I had a rough health scare a few weeks ago. It was a wake up call. Doctors were concerned that with my age, I shouldn’t be having these types of issues. But understandably so, special needs kids come with challenges, that come with stress, that can lead to health concerns.
This is a tough topic to discuss. I don’t want this to feel as if my son is at fault. His disability does bring a lot of stress to us. But that is something that is out of his control.
But this is also part of our autism life. The lack of sleep for months and months on end, the rough meltdowns he has, they add up. And as personal as this is, I wanted to bring this up to create awareness of what most special needs parents go thru. And even after the scare, and after the doctor recommended rest and try to not have so much stress, we have to go back to our ‘regular’ lives. My son doesn’t understand what happened, and he cannot change who he is
My family and I did discuss the sleeping concerns. We had to make drastic changes. We decided we cannot tip toe around this and decided to follow doctor’s recommendations and increase the dose. Of course, we had been hesitant and after months of trying many other alternatives, sometimes life has a way of forcing our hand on hard decisions.

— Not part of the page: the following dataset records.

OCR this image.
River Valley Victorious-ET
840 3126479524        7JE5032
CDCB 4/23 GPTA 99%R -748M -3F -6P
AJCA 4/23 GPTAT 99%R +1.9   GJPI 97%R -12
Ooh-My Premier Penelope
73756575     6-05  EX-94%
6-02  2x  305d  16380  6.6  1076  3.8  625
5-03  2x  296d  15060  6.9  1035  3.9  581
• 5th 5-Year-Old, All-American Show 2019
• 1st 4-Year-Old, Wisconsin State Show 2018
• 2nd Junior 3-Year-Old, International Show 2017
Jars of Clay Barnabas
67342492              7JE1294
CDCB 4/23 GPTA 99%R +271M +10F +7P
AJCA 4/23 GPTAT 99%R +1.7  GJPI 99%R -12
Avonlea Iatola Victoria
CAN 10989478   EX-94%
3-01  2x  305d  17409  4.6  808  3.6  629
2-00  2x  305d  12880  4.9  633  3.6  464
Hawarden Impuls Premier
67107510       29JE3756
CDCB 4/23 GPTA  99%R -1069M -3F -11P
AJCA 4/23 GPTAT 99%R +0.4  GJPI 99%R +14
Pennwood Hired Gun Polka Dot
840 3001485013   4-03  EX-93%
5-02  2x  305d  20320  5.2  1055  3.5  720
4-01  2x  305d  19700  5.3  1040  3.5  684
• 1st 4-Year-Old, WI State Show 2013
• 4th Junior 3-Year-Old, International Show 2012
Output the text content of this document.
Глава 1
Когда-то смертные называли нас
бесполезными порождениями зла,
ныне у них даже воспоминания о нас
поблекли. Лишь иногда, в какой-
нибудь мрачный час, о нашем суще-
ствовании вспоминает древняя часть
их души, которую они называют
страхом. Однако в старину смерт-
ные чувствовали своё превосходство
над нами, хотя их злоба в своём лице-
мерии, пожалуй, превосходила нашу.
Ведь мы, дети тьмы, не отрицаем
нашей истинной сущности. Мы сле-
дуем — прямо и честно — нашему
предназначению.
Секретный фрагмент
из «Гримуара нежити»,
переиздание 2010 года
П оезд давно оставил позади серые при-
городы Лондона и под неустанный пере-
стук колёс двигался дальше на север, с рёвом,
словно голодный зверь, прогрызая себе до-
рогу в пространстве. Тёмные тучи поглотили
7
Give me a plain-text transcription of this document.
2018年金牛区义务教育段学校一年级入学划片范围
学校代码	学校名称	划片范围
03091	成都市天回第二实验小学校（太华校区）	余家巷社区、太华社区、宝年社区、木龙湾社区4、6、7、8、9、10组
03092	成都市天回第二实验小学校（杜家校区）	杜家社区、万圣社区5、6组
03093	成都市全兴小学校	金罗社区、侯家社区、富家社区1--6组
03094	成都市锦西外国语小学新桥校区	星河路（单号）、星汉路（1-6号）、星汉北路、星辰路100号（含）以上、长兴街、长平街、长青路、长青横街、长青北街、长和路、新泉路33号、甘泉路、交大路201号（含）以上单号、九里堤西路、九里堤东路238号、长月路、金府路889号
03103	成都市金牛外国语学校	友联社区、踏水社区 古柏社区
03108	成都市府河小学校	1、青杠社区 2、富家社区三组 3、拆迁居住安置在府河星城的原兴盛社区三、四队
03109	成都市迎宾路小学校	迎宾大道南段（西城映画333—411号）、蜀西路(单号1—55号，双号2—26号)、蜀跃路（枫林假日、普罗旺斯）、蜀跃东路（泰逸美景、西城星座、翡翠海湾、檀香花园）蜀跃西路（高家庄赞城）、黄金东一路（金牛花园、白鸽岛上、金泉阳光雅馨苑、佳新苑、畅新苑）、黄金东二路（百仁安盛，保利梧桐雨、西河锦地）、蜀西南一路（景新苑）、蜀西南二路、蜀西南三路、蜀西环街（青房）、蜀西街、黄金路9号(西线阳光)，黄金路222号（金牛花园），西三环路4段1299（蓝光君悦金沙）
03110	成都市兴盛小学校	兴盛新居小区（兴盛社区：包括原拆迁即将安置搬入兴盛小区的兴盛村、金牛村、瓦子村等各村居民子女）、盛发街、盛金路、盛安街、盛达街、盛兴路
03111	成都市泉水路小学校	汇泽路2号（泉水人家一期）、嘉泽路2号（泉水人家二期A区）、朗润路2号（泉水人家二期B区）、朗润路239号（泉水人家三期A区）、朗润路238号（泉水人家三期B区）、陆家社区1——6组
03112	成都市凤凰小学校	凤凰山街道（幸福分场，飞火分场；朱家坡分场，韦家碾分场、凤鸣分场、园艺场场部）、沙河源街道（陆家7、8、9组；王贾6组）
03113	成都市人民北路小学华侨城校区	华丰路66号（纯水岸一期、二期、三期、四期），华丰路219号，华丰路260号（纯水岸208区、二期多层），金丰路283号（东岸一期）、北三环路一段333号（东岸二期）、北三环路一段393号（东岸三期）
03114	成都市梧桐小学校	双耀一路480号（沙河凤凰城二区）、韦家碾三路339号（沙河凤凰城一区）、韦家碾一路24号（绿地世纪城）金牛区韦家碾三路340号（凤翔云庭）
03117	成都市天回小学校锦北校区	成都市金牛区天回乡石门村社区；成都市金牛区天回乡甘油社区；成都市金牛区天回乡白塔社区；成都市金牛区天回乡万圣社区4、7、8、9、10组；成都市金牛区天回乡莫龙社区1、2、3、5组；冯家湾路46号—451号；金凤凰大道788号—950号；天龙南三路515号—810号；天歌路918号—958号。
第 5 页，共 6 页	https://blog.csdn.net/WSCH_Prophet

This was about 2 weeks ago and ever since that day, we have slept wonderfully, all night long. The first night that he didn’t wake up I felt like a zombie. It’s a bit strange to walk around having had a full 8 hours of sleep. Is this how regular people feel all day?
I cannot explain how strange it feels that I have not woken up once in the middle of the night since then. There have been no nightly drives or binge watching shows at 3 am.
My co-workers knew that if they told me a story, I would most likely forget about it after a few days later. I remember during Christmas, we were in charge of a toy drive, I asked a friend about her donation. I kindly reminded her that tomorrow was the last day. She tells me: We just talked about this yesterday. I told you I was going to drop off the gift tonight. And my response was: Huh? We talked? Yesterday?
Sleep deprivation affects the brain and may cause the working memory to stop working like it should. And the other side effect? Low-level visual processing. My other side effect is that my eye sight is terrible. I have to use higher font when working. When we are watching shows I see blurry and have to ask my family to read things for me.
I usually don’t plan on talking about me when I want to reach out to our online autism family. But I feel so strong about sharing our real live in hopes that other autism families don’t feel alone. Because adding loneliness to our already heavy load is extremely difficult.
With everything that we have gone thru, I have learned to count my blessings. To always appreciate, be thankful for everything I have. And I am. I know I am blessed with the amazing family, friends, co-workers. I look at our journey and see just how far we have come. It has not been easy, but I’m beyond grateful that my kids are healthy and happy. We have so much, we just need to learn to focus on the good things.

And I want to end with this: If we start changing how we view life, and start seeing it in a grateful view, happiness will flow right behind.